Annamaria Rufino, il rischio di assuefazione alla violenza è forte

Annamaria Rufino, il rischio di assuefazione alla violenza è forte

18 Novembre 2025 Off Di Marco Magliulo & Pasquale Maria Sansone
Con l’approssimarsi della giornata che, in tutto il mondo, ricorda la condanna della violenza sulle donne, abbiamo pensato di intervistare la professoressa Annamaria Rufino (nella foto di copertina)titolare della cattedra di Filosofia del Diritto all’università Luigi Vanvitelli. La docente, infatti, è sempre impegnata in prima linea su queste tematiche a sulla necessità che alle donne venga riconosciuta maggiore tutela in un’epoca della storia che risulta particolarmente violenta e perniciosa proprio per il gentil sesso.
La violenza grave sulle donne era, fino a qualche anno fa, un dato connaturato alle società meno evolute. Pensiamo alle restrizioni che sulla donna gravano in alcuni paesi di religione islamica: l’infibulazione; il burca, il divieto di all’istruzione, di poter uscire da casa senza un  accompagnatore..oggi, invece, la violenza è “patrimonio” comune anche nelle società più evolute. I femminicidio sono all’ordine del giorno e con modalità di esecuzione sempre più truci ed efferate. Cosa sta succedendo anche in occidente a questa società contemporanea che sembra aver perso completamente la bussola?
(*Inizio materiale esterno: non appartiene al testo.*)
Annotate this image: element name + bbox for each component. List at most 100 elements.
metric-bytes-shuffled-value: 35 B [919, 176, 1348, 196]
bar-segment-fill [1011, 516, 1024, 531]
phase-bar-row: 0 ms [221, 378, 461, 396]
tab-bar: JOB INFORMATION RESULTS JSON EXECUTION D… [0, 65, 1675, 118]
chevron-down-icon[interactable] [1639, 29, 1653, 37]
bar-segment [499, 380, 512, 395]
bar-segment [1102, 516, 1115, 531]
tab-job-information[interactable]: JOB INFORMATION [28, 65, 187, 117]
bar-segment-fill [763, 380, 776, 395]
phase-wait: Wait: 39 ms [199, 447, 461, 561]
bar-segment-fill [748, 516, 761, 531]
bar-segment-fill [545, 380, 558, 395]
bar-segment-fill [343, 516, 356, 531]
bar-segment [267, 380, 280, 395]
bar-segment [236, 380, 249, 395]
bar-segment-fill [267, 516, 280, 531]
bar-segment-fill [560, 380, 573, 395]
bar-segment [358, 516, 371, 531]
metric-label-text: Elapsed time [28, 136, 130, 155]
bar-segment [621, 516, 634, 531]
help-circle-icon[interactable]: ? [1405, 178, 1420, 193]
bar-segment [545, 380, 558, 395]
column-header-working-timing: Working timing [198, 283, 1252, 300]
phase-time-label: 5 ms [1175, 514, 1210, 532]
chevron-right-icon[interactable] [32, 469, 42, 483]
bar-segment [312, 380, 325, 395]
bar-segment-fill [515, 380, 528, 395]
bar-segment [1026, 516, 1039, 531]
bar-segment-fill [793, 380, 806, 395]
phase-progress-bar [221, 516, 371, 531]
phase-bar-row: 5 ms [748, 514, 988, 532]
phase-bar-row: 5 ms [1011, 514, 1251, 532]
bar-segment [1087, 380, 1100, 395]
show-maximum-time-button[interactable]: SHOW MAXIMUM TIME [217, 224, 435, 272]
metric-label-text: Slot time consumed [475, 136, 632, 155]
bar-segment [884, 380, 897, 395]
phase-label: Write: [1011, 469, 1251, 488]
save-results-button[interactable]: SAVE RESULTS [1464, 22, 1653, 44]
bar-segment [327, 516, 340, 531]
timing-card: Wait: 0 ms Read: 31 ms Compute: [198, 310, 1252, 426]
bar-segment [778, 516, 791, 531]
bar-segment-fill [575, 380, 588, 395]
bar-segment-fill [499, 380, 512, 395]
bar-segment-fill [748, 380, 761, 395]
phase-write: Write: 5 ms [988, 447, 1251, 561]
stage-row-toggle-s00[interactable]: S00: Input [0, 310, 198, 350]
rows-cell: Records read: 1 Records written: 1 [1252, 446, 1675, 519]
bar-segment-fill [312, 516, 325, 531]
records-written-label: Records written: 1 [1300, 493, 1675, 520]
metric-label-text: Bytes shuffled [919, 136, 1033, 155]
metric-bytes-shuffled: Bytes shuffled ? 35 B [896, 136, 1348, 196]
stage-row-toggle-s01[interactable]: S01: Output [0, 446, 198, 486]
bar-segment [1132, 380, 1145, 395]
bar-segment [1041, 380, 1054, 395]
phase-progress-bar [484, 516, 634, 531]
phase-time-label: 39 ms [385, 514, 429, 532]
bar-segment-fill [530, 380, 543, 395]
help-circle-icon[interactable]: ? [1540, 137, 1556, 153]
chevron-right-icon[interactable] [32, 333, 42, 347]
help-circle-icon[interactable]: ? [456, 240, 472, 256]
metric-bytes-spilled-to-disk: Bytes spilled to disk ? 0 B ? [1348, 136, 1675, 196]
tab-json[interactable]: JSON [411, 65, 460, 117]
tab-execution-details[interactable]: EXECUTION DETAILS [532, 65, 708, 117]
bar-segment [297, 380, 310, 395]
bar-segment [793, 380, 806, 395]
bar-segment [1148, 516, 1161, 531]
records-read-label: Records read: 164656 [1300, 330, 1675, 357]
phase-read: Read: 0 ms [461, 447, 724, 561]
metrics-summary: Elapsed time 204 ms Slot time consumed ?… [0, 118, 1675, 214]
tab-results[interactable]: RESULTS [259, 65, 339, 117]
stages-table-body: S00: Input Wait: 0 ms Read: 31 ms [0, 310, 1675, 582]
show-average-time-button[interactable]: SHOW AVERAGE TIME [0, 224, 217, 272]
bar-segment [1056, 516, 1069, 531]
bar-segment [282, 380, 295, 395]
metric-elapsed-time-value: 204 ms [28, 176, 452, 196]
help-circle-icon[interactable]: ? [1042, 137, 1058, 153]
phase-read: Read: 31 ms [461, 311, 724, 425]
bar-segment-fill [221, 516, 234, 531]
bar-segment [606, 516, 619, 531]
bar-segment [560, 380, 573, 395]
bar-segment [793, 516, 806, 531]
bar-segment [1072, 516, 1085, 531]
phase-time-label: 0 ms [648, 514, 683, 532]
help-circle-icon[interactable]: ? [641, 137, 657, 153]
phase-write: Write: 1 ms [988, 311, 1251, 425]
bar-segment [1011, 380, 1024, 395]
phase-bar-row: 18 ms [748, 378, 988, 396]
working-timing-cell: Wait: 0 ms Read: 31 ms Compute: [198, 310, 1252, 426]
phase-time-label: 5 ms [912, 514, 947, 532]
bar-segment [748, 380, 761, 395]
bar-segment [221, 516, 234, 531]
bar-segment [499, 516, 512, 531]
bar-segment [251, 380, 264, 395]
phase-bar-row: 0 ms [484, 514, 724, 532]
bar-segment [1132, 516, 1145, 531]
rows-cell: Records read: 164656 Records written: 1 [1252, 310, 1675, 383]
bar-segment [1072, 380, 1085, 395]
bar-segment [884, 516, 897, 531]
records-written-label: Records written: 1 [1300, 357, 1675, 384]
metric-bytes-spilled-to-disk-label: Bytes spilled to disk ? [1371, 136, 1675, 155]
Il susseguirsi, oramai quasi quotidiano, di femminicidi – i dati aggiornati ci dicono che siamo già a 94, in Italia, nel 2025 – purtroppo sta determinando assuefazione. La violenza è quasi sempre di tipo familiare, partner o ex partner. È paradossale come, a fronte di un fenomeno che non possiamo non definire “mostruoso”, alcuni casi, altrettanto mostruosi, si stiano trasformando in programmi di successo. Si pensi, da ultimo, al caso di Garlasco, se ne parla quasi ogni giorno, ma a tutto si è portati a prestare attenzione, le indagini, i protagonisti, la corruzione, tranne che alla violenza subita dalla ragazza. Credo che questa deriva stia incidendo sul disseminarsi di femminicidi o tentativi di femminicidi, comunque di violenze. Le immagini trasmesse divengono attrattive e contagiose per chi serba in animo desidero di violenza e di aggressione. Ben diverso sarebbe l’impatto della comunicazione di massa se si parlasse di condanne, giudiziarie, morali e sociali, ma non come semplice comunicazione del “dato”. È qui il punto: oltre alla mancanza di prevenzione, di educazione, di osservazione consapevole del fenomeno e, ancor prima, del rischio, la mera trasmissione del dato genera comportamenti imitativi e di assuefazione.  Purtroppo è un problema atavico e richiede attenzione e consapevolezza. Ogni donna, con molta probabilità, nella vita ha subito violenza, sopraffazione, esclusione, delegittimazione e derisione: poche donne ne parlano e ancora meno ne sono consapevoli. Questo è un altro buco nero. A tutto, occorre aggiungere la disattenzione delle istituzioni, nessuna esclusa, e delle forze dell’ordine.